京極堂 | ナノ


 

久し振りに実家のある福井県に鳥口は帰省していた。月刊『実録犯罪』に載せる記事の取材、というのが本当の理由で実家に寄ったのは“もののついで”である。
だからと言って取材をするのは実家の近所ではなかったわけだが、同県内ということで宿代を浮かそうという浅はかな狡い考えがあったことは否定しない。家族と適当に顔を合わせた鳥口は、特にやる事もなく夕飯までの間近所を散歩することにした。
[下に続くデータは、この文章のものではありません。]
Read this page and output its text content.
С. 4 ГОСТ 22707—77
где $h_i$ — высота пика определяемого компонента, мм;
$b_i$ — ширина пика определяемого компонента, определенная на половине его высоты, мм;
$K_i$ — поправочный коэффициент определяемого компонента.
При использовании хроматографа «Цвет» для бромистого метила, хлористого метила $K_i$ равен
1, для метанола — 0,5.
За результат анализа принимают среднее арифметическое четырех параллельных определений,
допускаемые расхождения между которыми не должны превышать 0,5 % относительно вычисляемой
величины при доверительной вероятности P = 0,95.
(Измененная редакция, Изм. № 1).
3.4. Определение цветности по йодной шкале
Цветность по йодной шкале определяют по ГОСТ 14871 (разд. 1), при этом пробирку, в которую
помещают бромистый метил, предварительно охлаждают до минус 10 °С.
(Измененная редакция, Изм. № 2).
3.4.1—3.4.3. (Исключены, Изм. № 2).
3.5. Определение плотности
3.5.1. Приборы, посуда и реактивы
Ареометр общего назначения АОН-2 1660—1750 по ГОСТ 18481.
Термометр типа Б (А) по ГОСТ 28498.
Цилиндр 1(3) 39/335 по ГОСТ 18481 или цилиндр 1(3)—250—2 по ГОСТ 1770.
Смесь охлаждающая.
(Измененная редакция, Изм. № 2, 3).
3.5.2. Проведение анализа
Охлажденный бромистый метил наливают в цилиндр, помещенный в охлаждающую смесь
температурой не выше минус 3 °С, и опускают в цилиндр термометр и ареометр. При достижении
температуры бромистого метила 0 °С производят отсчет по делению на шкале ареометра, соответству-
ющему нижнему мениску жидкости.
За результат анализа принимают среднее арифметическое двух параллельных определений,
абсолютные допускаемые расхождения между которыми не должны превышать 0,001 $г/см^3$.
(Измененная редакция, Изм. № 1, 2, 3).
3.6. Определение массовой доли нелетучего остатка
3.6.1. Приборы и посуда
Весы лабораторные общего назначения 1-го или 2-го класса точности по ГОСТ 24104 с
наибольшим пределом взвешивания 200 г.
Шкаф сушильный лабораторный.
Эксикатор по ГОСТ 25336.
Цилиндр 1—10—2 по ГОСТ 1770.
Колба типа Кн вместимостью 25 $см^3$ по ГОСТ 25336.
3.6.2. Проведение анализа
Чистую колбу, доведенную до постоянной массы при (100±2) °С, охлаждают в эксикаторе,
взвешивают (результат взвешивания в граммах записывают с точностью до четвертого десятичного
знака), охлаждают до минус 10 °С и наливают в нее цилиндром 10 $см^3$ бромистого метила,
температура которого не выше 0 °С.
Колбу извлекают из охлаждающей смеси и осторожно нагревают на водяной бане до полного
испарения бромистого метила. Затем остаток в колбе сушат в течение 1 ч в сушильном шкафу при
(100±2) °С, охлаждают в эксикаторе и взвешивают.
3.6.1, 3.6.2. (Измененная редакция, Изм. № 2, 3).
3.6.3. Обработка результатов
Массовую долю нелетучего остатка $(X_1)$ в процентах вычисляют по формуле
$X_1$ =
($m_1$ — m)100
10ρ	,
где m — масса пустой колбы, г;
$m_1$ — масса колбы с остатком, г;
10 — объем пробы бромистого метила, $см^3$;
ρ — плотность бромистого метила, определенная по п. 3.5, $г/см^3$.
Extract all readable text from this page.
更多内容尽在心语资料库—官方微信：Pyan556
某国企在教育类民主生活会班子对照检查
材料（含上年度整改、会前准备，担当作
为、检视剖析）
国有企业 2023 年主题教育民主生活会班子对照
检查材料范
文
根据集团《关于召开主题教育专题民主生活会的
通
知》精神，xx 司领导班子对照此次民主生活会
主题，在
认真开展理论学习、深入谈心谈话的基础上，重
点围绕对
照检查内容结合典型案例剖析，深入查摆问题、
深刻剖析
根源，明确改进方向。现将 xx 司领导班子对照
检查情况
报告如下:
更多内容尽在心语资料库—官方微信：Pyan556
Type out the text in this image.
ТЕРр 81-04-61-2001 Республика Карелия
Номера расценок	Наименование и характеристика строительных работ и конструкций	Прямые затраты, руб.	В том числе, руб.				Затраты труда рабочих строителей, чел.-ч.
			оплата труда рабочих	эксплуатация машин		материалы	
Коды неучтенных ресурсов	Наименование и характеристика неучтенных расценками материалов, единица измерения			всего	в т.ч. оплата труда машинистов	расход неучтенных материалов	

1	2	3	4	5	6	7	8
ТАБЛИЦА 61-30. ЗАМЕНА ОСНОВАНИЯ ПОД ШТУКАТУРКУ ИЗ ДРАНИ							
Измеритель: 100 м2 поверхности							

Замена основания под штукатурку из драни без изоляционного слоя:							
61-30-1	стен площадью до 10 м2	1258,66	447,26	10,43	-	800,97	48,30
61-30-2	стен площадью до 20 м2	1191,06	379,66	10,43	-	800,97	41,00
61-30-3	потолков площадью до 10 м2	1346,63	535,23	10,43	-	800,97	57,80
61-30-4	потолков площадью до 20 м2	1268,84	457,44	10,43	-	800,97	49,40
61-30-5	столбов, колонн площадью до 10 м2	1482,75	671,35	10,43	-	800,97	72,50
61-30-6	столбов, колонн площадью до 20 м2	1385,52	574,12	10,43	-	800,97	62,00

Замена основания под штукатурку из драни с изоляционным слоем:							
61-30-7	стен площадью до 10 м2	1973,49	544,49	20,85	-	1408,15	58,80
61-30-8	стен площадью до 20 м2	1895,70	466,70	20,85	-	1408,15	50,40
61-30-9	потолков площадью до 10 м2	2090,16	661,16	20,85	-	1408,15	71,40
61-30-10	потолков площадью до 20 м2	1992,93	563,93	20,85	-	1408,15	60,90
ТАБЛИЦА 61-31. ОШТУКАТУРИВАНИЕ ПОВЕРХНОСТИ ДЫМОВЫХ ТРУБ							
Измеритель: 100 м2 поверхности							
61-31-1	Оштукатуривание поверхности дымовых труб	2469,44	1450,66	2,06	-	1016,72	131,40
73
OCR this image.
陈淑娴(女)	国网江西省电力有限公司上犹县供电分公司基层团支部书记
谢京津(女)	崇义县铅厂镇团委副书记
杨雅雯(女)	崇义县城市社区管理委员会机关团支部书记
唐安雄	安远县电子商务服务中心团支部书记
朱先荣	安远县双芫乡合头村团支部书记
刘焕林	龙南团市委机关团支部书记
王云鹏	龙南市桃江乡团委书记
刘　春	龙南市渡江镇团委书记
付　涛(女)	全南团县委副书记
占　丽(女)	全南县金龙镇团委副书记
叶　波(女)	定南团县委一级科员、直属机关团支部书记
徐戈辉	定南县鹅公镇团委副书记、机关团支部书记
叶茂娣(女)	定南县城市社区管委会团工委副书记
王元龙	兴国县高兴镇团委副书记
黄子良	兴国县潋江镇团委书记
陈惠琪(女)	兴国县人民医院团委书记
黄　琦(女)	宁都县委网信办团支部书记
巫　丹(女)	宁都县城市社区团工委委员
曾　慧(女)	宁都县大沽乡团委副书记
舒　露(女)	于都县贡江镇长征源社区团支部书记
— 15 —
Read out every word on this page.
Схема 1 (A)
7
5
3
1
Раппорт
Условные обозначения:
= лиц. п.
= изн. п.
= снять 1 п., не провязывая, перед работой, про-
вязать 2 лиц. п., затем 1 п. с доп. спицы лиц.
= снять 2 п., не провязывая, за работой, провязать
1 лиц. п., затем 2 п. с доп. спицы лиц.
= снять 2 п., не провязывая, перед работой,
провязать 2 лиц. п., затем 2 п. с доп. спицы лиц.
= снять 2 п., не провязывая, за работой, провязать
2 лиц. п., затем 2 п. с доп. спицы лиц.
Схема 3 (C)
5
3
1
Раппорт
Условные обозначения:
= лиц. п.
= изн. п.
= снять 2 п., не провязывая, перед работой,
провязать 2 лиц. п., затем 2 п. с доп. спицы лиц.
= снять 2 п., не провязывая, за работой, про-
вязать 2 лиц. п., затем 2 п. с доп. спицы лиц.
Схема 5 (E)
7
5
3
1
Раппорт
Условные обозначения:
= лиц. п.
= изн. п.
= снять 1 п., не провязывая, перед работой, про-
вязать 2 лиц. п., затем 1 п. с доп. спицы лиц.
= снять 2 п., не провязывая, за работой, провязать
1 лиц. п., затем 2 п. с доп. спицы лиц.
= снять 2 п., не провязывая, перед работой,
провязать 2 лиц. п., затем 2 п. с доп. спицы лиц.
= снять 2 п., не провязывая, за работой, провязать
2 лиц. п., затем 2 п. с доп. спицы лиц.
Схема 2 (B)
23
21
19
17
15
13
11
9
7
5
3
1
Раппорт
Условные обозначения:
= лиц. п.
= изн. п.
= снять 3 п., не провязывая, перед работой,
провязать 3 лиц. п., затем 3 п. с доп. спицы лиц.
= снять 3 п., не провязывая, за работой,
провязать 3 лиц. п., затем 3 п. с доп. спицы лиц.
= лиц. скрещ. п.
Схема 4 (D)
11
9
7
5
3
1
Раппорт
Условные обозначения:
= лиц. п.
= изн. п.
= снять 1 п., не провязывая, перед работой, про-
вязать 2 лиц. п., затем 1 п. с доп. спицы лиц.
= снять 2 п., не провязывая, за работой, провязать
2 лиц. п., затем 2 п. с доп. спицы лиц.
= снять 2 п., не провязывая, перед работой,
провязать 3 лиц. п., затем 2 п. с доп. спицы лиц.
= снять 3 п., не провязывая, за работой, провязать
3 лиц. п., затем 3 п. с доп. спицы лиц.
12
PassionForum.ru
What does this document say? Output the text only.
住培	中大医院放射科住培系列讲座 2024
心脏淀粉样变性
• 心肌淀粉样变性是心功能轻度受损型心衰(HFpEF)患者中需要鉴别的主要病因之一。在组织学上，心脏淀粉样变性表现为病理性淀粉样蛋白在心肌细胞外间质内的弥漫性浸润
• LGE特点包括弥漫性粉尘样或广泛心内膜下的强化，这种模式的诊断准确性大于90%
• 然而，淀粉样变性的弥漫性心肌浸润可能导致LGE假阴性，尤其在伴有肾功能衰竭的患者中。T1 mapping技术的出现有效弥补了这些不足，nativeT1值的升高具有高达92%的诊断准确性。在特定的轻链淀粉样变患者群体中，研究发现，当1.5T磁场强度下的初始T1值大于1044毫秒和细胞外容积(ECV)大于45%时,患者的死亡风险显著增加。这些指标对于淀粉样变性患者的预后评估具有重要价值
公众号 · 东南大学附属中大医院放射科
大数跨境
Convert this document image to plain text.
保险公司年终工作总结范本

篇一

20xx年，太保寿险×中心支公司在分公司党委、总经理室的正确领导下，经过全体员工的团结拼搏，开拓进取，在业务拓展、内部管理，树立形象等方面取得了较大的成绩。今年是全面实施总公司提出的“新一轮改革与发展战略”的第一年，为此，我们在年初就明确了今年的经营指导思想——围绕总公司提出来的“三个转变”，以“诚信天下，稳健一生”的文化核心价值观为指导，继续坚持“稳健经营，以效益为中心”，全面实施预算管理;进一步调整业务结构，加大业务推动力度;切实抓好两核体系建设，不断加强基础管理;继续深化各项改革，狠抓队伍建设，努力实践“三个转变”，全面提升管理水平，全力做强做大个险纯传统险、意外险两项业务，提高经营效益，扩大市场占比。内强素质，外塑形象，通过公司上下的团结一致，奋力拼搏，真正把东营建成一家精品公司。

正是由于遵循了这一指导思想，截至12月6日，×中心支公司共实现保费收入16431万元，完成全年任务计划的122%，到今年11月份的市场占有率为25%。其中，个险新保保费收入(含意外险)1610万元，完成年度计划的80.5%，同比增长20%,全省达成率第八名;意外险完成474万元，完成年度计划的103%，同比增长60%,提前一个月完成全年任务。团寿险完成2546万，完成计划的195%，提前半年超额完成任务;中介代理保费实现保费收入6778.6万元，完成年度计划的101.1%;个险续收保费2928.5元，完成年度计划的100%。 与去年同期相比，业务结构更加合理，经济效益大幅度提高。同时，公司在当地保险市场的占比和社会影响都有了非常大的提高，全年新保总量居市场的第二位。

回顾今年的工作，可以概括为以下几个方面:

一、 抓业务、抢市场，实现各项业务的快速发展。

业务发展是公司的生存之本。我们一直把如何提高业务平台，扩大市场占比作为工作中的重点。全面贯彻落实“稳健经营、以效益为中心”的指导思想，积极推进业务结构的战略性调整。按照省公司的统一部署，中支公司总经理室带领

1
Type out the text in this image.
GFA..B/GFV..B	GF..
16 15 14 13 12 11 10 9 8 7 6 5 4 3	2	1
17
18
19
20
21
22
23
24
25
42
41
そうして、目的もなくただふらふらと見慣れた道を進んでいく。小さい頃のことを思い出すと、今はこうして見慣れた土地であっても、子供の頃にはそれはそれは魅力的であったように思う。今そうした魅力を感じないのは、歳を取ったせいなのだろうか。


「そういえば」


ふと、唐突に鳥口は思い出す。昔近所に住んでいた女の子とよく遊びに行った秘密基地のことを。いつの間にか足はその方向へと向かって歩き出している。
鳥口の極度な方向音痴は大人になってから発症した、というわけではなく子供の頃からそうだった。例に寄って例の如く、その方向音痴は女の子にも何度も迷惑をかけていた。よく注意をされ、飽きれられ、しかしそれでも根気よく鳥口と遊んでくれた女の子。それを思い出し自分の不甲斐なさに鳥口は苦笑を洩らす。


『なんでもりひこくんは、みちをまちがえるの!』


そう言っては、頬を膨らませていた。その仕草がいやに愛らしくて今思い出しても口許が緩む。思えばそれが鳥口の初恋だったのやもしれぬ。
そうしてその子が鳥口の為に考えだしてくれた方向音痴対策は、周りにある建物や木などに何か目印をつけるというものだった。おかげでその頃は秘密基地には難なく辿り着けていた。


――――今、あの子はどうしているんだろう。


思い出に浸りながら子供の頃目印にしていたであろう建物を一つ発見する。家を取り囲む塀の下の方に彫られた小さな目印。体を屈めてそれを読む。


【キタ 二十 ススム】


要約すると、北に二十歩進めということなのだが。よく自分も覚えているものである。子供の頃の二十歩と、大人になった今での二十歩は大いに違うだろうから、考慮して鳥口は慎重に歩を進める。一、二、三、と心の中で数字を数え着いたのは大木の前だった。
そしてそこにも同じような小さな目印が彫られており、鳥口はそれを夢中に辿っていった。








「うへえ……、これはこれは」


どんと構えた目の前の秘密基地は、異様な雰囲気を醸し出している。昔はこれほどまでにおどろおどろしい感じだっただろうか。
古い家屋だった秘密基地は、鳥口が子供の頃から既に埃臭く古びた感じではあったがここまで酷くはなかった。子供が二人楽しんで遊べるぐらいの余裕はあったのだ。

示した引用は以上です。